‘She played extremely well on the harpsichord. Her fortune likewise was large’: the musical and romantic pursuits of John Courtney, an eighteenth-century Beverley gentleman
This week’s research seminar in Lecture Theatre 1 of the School of Music will take place at 4.30pm on Thursday 9th October.
The speaker is Christopher Roberts (University of Leeds).

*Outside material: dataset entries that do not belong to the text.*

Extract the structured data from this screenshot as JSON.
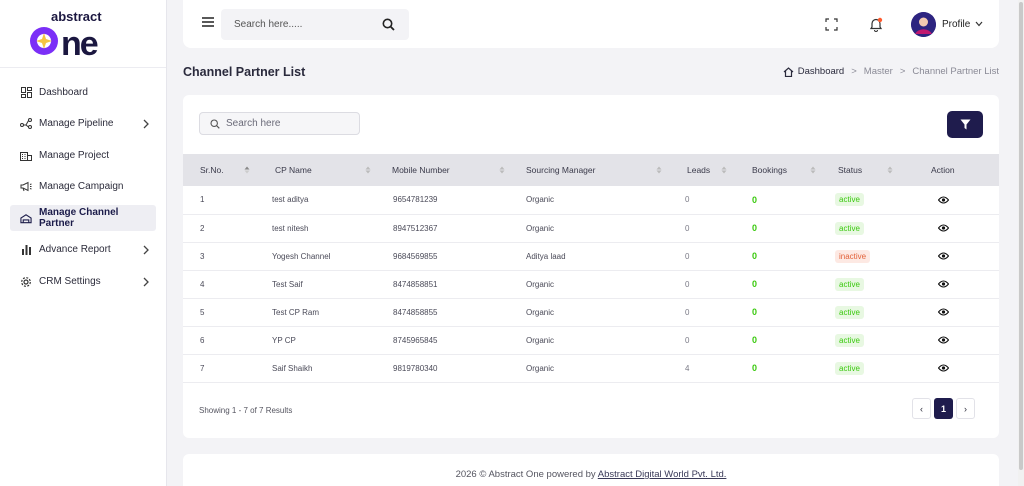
{
  "brand": {
    "logo_text_top": "abstract",
    "logo_text_main": "one",
    "colors": {
      "primary": "#1f1c4d",
      "accent_purple": "#7b2ff7",
      "success": "#3ac90e",
      "danger": "#e2623a"
    }
  },
  "sidebar": {
    "items": [
      {
        "label": "Dashboard",
        "icon": "dashboard-icon",
        "has_chevron": false,
        "active": false
      },
      {
        "label": "Manage Pipeline",
        "icon": "pipeline-icon",
        "has_chevron": true,
        "active": false
      },
      {
        "label": "Manage Project",
        "icon": "building-icon",
        "has_chevron": false,
        "active": false
      },
      {
        "label": "Manage Campaign",
        "icon": "megaphone-icon",
        "has_chevron": false,
        "active": false
      },
      {
        "label": "Manage Channel Partner",
        "icon": "partner-icon",
        "has_chevron": false,
        "active": true
      },
      {
        "label": "Advance Report",
        "icon": "bar-chart-icon",
        "has_chevron": true,
        "active": false
      },
      {
        "label": "CRM Settings",
        "icon": "gear-icon",
        "has_chevron": true,
        "active": false
      }
    ]
  },
  "header": {
    "search_placeholder": "Search here.....",
    "profile_label": "Profile"
  },
  "page": {
    "title": "Channel Partner List",
    "breadcrumb": {
      "home": "Dashboard",
      "sep": ">",
      "middle": "Master",
      "current": "Channel Partner List"
    }
  },
  "table": {
    "search_placeholder": "Search here",
    "columns": [
      "Sr.No.",
      "CP Name",
      "Mobile Number",
      "Sourcing Manager",
      "Leads",
      "Bookings",
      "Status",
      "Action"
    ],
    "rows": [
      {
        "sr": "1",
        "name": "test aditya",
        "mobile": "9654781239",
        "manager": "Organic",
        "leads": "0",
        "bookings": "0",
        "status": "active"
      },
      {
        "sr": "2",
        "name": "test nitesh",
        "mobile": "8947512367",
        "manager": "Organic",
        "leads": "0",
        "bookings": "0",
        "status": "active"
      },
      {
        "sr": "3",
        "name": "Yogesh Channel",
        "mobile": "9684569855",
        "manager": "Aditya laad",
        "leads": "0",
        "bookings": "0",
        "status": "inactive"
      },
      {
        "sr": "4",
        "name": "Test Saif",
        "mobile": "8474858851",
        "manager": "Organic",
        "leads": "0",
        "bookings": "0",
        "status": "active"
      },
      {
        "sr": "5",
        "name": "Test CP Ram",
        "mobile": "8474858855",
        "manager": "Organic",
        "leads": "0",
        "bookings": "0",
        "status": "active"
      },
      {
        "sr": "6",
        "name": "YP CP",
        "mobile": "8745965845",
        "manager": "Organic",
        "leads": "0",
        "bookings": "0",
        "status": "active"
      },
      {
        "sr": "7",
        "name": "Saif Shaikh",
        "mobile": "9819780340",
        "manager": "Organic",
        "leads": "4",
        "bookings": "0",
        "status": "active"
      }
    ],
    "showing_text": "Showing 1 - 7 of 7 Results",
    "pagination": {
      "prev": "‹",
      "current": "1",
      "next": "›"
    }
  },
  "footer": {
    "text": "2026 © Abstract One powered by ",
    "link": "Abstract Digital World Pvt. Ltd."
  }
}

John Courtney (1734-1806), gentleman and keen amateur musician, lived in Beverley, near Hull, in the East Riding of Yorkshire. Between the years 1759-1768 and 1788-1806 he kept a diary (Hull History Centre, DDX/60/1-4). This offers a wealth of new information on the social and musical life in the provinces. Beverley was a thriving centre in the eighteenth-century, hosting its own theatre, races, assembly rooms and subscription concerts. Courtney took full advance of these and had a range of musical interests: he sang, played the organ and harpsichord, and composed a number of cantatas and country dances (some of which were published). He was a regular subscriber to music publications and concerts and also hosted musical soirées at his house to which family, friends and local and travelling professional musicians were invited. Courtney’s diary enables us to examine the role that music played in his courtship routine, the qualities he looked for in his prospective wife, the extent of his network of amateur and professional musicians, and the musical culture available to this gentleman of leisure.